It is raining, naturally. The heavens are appropriately dark. The camera focuses tight on to the suitably grim face of our presenter who in a jerkily cut monologue declares:
"There are some places where history just grabs you by the jugular. This is one of them. A terrible place. Gettysburg. It is just awful silence here. It's so quiet you can hear the remorseless thunder of the guns. A landscape of hell. Twenty-seven thousand wounded. Eight thousand bodies. American against American. Absolute dead-on, horrifying slaughter. Insanely deluded ideas of chivalry. Confederate infantrymen and horses charging gun emplacements. Up there! [He points] Up there! [He points again in case we missed it]. Carnage. Limbs off. People screaming. Ridiculous military bands fifing and drumming their way in and out of the bloodshed. It's farmland. It's farmland! The heart of America. You walk along here, squishing the mud and you feel the bones are gonna pop up. Even the boulders feel like burial mounds."
War may be hell, but it has rarely been as hellish as this.

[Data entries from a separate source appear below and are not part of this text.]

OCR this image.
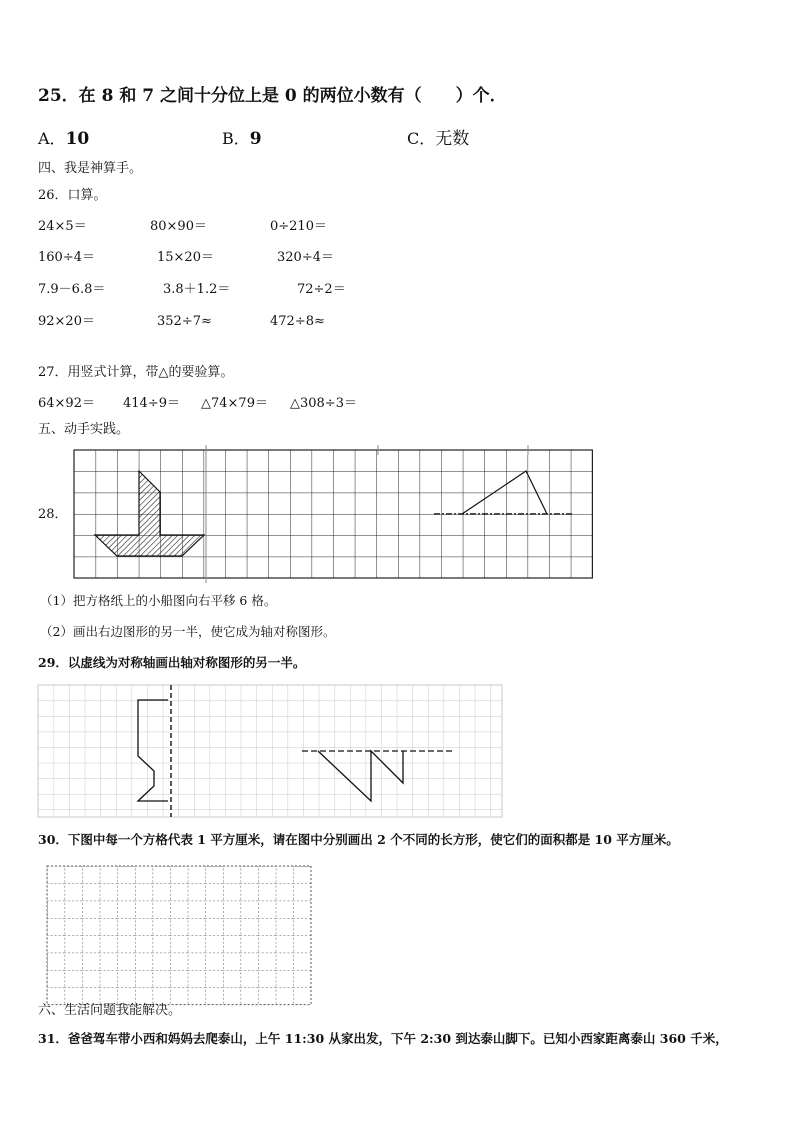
25．在 8 和 7 之间十分位上是 0 的两位小数有（　　）个．
A．10	B．9	C．无数
四、我是神算手。
26．口算。
24×5＝	80×90＝	0÷210＝
160÷4＝	15×20＝	320÷4＝
7.9－6.8＝	3.8＋1.2＝	72÷2＝
92×20＝	352÷7≈	472÷8≈
27．用竖式计算，带△的要验算。
64×92＝ 414÷9＝ △74×79＝ △308÷3＝
五、动手实践。
28．
（1）把方格纸上的小船图向右平移 6 格。
（2）画出右边图形的另一半，使它成为轴对称图形。
29．以虚线为对称轴画出轴对称图形的另一半。
30．下图中每一个方格代表 1 平方厘米，请在图中分别画出 2 个不同的长方形，使它们的面积都是 10 平方厘米。
六、生活问题我能解决。
31．爸爸驾车带小西和妈妈去爬泰山，上午 11:30 从家出发，下午 2:30 到达泰山脚下。已知小西家距离泰山 360 千米，
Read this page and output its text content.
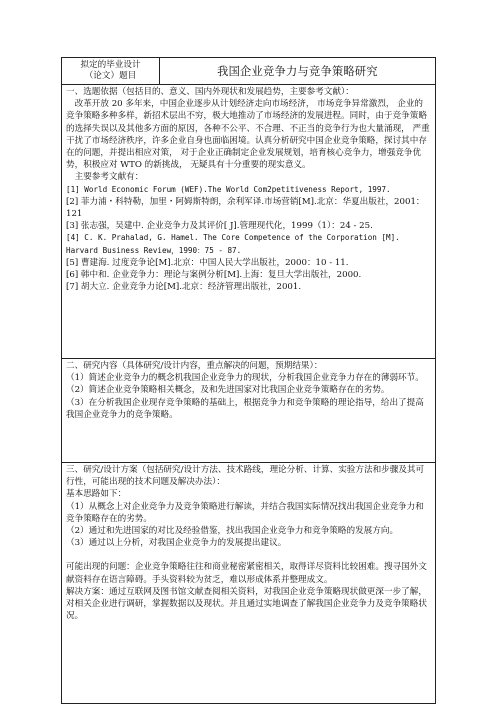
拟定的毕业设计
（论文）题目	我国企业竞争力与竞争策略研究

一、选题依据（包括目的、意义、国内外现状和发展趋势，主要参考文献）：

改革开放 20 多年来，中国企业逐步从计划经济走向市场经济， 市场竞争异常激烈， 企业的竞争策略多种多样，新招术层出不穷，极大地推动了市场经济的发展进程。同时，由于竞争策略的选择失误以及其他多方面的原因，各种不公平、不合理、不正当的竞争行为也大量涌现， 严重干扰了市场经济秩序，许多企业自身也面临困境。认真分析研究中国企业竞争策略，探讨其中存在的问题，并提出相应对策， 对于企业正确制定企业发展规划，培育核心竞争力，增强竞争优势，积极应对 WTO 的新挑战， 无疑具有十分重要的现实意义。

主要参考文献有：

[1] World Economic Forum (WEF).The World Com2petitiveness Report, 1997.

[2] 菲力浦・科特勒，加里・阿姆斯特朗，余利军译.市场营销[M].北京：华夏出版社，2001：121

[3] 张志强，吴建中. 企业竞争力及其评价[ J].管理现代化，1999（1）：24 - 25.

[4] C. K. Prahalad, G. Hamel. The Core Competence of the Corporation [M]. Harvard Business Review，1990：75 - 87.

[5] 曹建海. 过度竞争论[M].北京：中国人民大学出版社，2000：10 - 11.

[6] 韩中和. 企业竞争力：理论与案例分析[M].上海：复旦大学出版社，2000.

[7] 胡大立. 企业竞争力论[M].北京：经济管理出版社，2001.

二、研究内容（具体研究/设计内容，重点解决的问题，预期结果）：

（1）简述企业竞争力的概念机我国企业竞争力的现状，分析我国企业竞争力存在的薄弱环节。

（2）简述企业竞争策略相关概念，及和先进国家对比我国企业竞争策略存在的劣势。

（3）在分析我国企业现存竞争策略的基础上，根据竞争力和竞争策略的理论指导，给出了提高我国企业竞争力的竞争策略。

三、研究/设计方案（包括研究/设计方法、技术路线，理论分析、计算、实验方法和步骤及其可行性，可能出现的技术问题及解决办法）：

基本思路如下：

（1）从概念上对企业竞争力及竞争策略进行解读，并结合我国实际情况找出我国企业竞争力和竞争策略存在的劣势。

（2）通过和先进国家的对比及经验借鉴，找出我国企业竞争力和竞争策略的发展方向。

（3）通过以上分析，对我国企业竞争力的发展提出建议。

可能出现的问题：企业竞争策略往往和商业秘密紧密相关，取得详尽资料比较困难。搜寻国外文献资料存在语言障碍。手头资料较为贫乏，难以形成体系并整理成文。

解决方案：通过互联网及图书馆文献查阅相关资料，对我国企业竞争策略现状做更深一步了解，对相关企业进行调研，掌握数据以及现状。并且通过实地调查了解我国企业竞争力及竞争策略状况。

There are multiple ironies in American Future, although I doubt media executives realise them. They hired Simon Schama, not only because he is a natural broadcaster but because of his reputation as a historian. This is based in no small measure on Citizens, his history of the French Revolution, in which he coolly dissects how the ham theatricality and oratorical excess of the revolutionaries led France to disaster. Each man kills the thing he loves, and when the BBC puts Schama on air it tells him to engage in the clichéd emotions and pathetic fallacies he earned his fame by denouncing.